So we need to circle back and get more surgeons at these hospitals. So through late June, the decisions were; 30% to completely convert so RECOTHROM is the only approved product, 45% of the time to add, and 25% to decline at this time.
As of mid-July, a 130 hospitals have now purchased RECOTHROM, and we are pleased to say that approximately 60% have reordered, and a third are already doing so on a routine basis.
So to reiterate; RECOTHROM is being well received by surgeons consistent with our expectations, and I think this is evidenced by a 75% positive response from decisions made to-date. The selling process in this market is long, and in some cases it is taking longer than we anticipated. We have put GPO contracts covering a large portion of the marketing place, and we now have a full line of RECOTHROM product, which will help build sales in the second half of the year, and we are confident that RECOTHROM will become the market leader in the coming years, and that our commercialization strategy is sound."
Bruce also discussed Zymo’s interpretation of the hospitals consideration in terms of facing a coagulation issues and also the threat of possible complications due bovine thrombin. Discussing price sensitivity he asserted that while not fully aware of the cost involved with Thrombin JMI, Recothrom was unlikely to be produced as cheaply as King Pharmaceuticals bovine Thrombin JMI but Omrix manufactured (Ethicon distributed) human sourced Evithrom was likely to be associated with higher costs. Bruce said "I don’t know the precise cost associated with the production of bovine thrombin -- but I would guess that it would be difficult for us to match the cost of goods of bovine thrombin. However, the other, when it comes to human thrombin in collecting plasma from humans, then I think that's a different issue. That's going to much, much more expensive." I guess Ethicon negative publicity for King's bovine product will work to Zymo's advantage...........
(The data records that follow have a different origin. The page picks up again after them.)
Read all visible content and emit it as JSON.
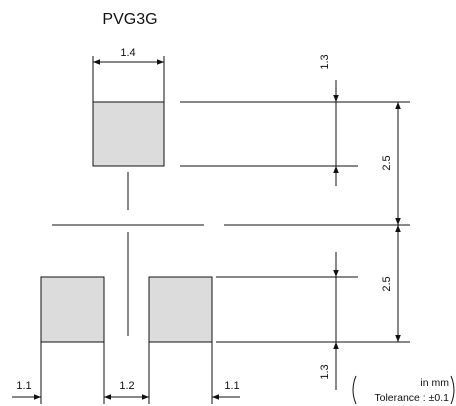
{
  "title": "PVG3G",
  "dimensions": {
    "top_pad_width": "1.4",
    "top_gap": "1.3",
    "upper_height": "2.5",
    "lower_height": "2.5",
    "bottom_gap": "1.3",
    "left_margin": "1.1",
    "pad_spacing": "1.2",
    "right_margin": "1.1"
  },
  "note": {
    "units": "in mm",
    "tolerance": "Tolerance : ±0.1"
  },
  "colors": {
    "pad_fill": "#dcdcdc",
    "line": "#111111"
  }
}
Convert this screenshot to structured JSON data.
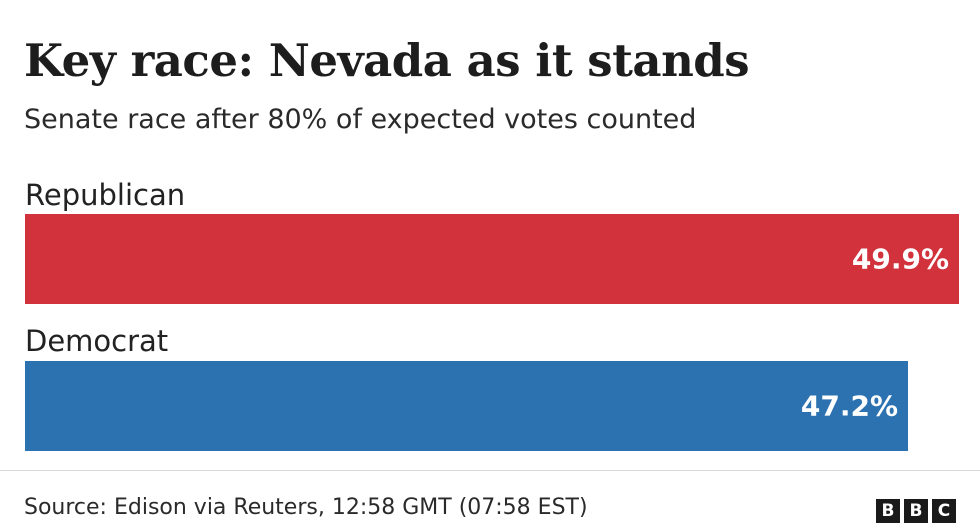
{
  "title": "Key race: Nevada as it stands",
  "subtitle": "Senate race after 80% of expected votes counted",
  "chart_data": {
    "type": "bar",
    "orientation": "horizontal",
    "categories": [
      "Republican",
      "Democrat"
    ],
    "values": [
      49.9,
      47.2
    ],
    "value_labels": [
      "49.9%",
      "47.2%"
    ],
    "colors": [
      "#d1323c",
      "#2c72b0"
    ],
    "xlim": [
      0,
      49.9
    ],
    "grid": false
  },
  "source": "Source: Edison via Reuters, 12:58 GMT (07:58 EST)",
  "logo": {
    "letters": [
      "B",
      "B",
      "C"
    ]
  }
}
Interestingly many of us expected hospitals to use bovine (King), human (ethicon/Omrix) or Zymo (Recothrom)............but when queried....by Kevin DeGeeter - Oppenheimer
"Okay. And maybe two more quick questions if I may. It looks like we continue to see about 45% of these P&T committees leaving bovine on formulary base, quite putting both products on formulary, which I think is very different than what everyone was expecting previous to launch. I think we expected hospital either be bovine, human, or recombinant. First, I guess, just answer that the way which you think about the overall market, or is there something different in these early adopters that may suggest they have a different attitude towards single product on formulary versus multiple? And if it's going to be half the market, give or take, it's going to have multiple products on formulary. How does that change the sales message here?"
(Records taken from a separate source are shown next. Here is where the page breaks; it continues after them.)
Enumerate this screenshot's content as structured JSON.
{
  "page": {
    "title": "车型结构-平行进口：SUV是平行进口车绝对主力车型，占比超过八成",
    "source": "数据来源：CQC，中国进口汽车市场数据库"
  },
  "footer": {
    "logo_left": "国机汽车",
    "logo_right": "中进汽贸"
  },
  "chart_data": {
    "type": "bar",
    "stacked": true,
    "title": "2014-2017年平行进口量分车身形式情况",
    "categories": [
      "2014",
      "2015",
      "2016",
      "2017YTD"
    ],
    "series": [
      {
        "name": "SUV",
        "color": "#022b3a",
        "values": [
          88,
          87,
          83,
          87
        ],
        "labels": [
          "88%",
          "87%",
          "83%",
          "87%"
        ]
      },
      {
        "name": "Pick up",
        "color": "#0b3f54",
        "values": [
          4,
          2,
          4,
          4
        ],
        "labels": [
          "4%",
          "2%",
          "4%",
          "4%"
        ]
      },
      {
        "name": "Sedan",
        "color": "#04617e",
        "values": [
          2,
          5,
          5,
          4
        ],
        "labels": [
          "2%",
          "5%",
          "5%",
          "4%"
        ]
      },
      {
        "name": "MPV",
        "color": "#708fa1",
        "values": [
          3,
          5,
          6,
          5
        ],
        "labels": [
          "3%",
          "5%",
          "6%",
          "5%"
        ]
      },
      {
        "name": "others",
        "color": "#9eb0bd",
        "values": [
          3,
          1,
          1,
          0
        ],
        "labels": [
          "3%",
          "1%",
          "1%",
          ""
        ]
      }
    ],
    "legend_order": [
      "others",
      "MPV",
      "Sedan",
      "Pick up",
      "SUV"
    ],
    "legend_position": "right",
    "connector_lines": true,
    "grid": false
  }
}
"I think that what we believe, as you're seeing, is that some people fully convert. Others, and I don't think it's at all surprising, say, look, you guys are new. We'd like to put you on the formulary. We're going to try you out on the formulary. We want to make sure that you can consistently supply us, so we don't want to remove the other product. So we feel comfortable that you can consistently supply us. And we believe that over a matter of time, people will convert to just one, and we believe that will be RECOTHROM.
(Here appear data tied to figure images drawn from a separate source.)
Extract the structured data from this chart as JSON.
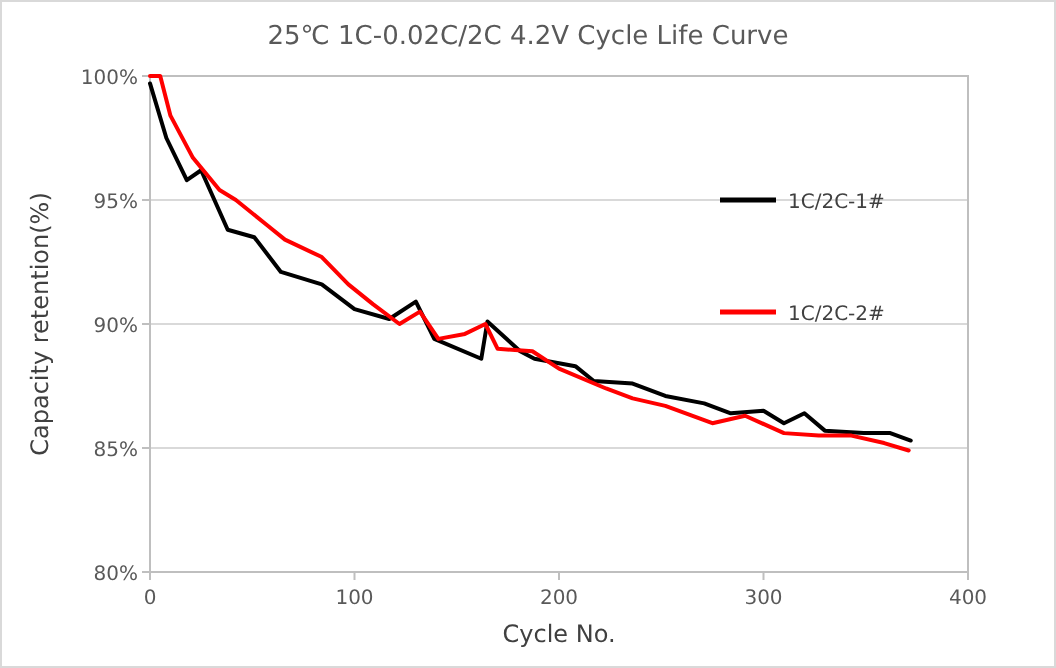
{
  "chart_data": {
    "type": "line",
    "title": "25℃ 1C-0.02C/2C 4.2V Cycle Life Curve",
    "xlabel": "Cycle No.",
    "ylabel": "Capacity retention(%)",
    "xlim": [
      0,
      400
    ],
    "xticks": [
      0,
      100,
      200,
      300,
      400
    ],
    "ylim": [
      80,
      100
    ],
    "yticks": [
      {
        "value": 80,
        "label": "80%"
      },
      {
        "value": 85,
        "label": "85%"
      },
      {
        "value": 90,
        "label": "90%"
      },
      {
        "value": 95,
        "label": "95%"
      },
      {
        "value": 100,
        "label": "100%"
      }
    ],
    "grid": "y",
    "legend": "right",
    "marker": "none",
    "line_style": "solid",
    "series": [
      {
        "name": "1C/2C-1#",
        "color": "#000000",
        "x": [
          0,
          8,
          18,
          25,
          38,
          51,
          64,
          84,
          100,
          117,
          130,
          139,
          162,
          165,
          181,
          188,
          208,
          217,
          236,
          252,
          271,
          284,
          300,
          310,
          320,
          330,
          349,
          362,
          372
        ],
        "values": [
          99.7,
          97.5,
          95.8,
          96.2,
          93.8,
          93.5,
          92.1,
          91.6,
          90.6,
          90.2,
          90.9,
          89.4,
          88.6,
          90.1,
          88.9,
          88.6,
          88.3,
          87.7,
          87.6,
          87.1,
          86.8,
          86.4,
          86.5,
          86.0,
          86.4,
          85.7,
          85.6,
          85.6,
          85.3
        ]
      },
      {
        "name": "1C/2C-2#",
        "color": "#ff0000",
        "x": [
          0,
          5,
          10,
          21,
          34,
          42,
          57,
          66,
          84,
          97,
          109,
          122,
          132,
          141,
          154,
          164,
          170,
          187,
          200,
          223,
          236,
          252,
          275,
          291,
          310,
          327,
          343,
          359,
          371
        ],
        "values": [
          100,
          100,
          98.4,
          96.7,
          95.4,
          95.0,
          94.0,
          93.4,
          92.7,
          91.6,
          90.8,
          90.0,
          90.5,
          89.4,
          89.6,
          90.0,
          89.0,
          88.9,
          88.2,
          87.4,
          87.0,
          86.7,
          86.0,
          86.3,
          85.6,
          85.5,
          85.5,
          85.2,
          84.9
        ]
      }
    ]
  }
}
As we've said before, we see this as a ratchet mechanism. In addition, of course, remember that a number of these people are putting us on the formulation time when we didn't have the full complement, we didn't have the 20000-unit, we didn't have the spray. So they would feel that converting completely to RECOTHROM was not appropriate at that particular point in time. So we're not surprised. We would also, as I've said once before, expect full conversion eventually."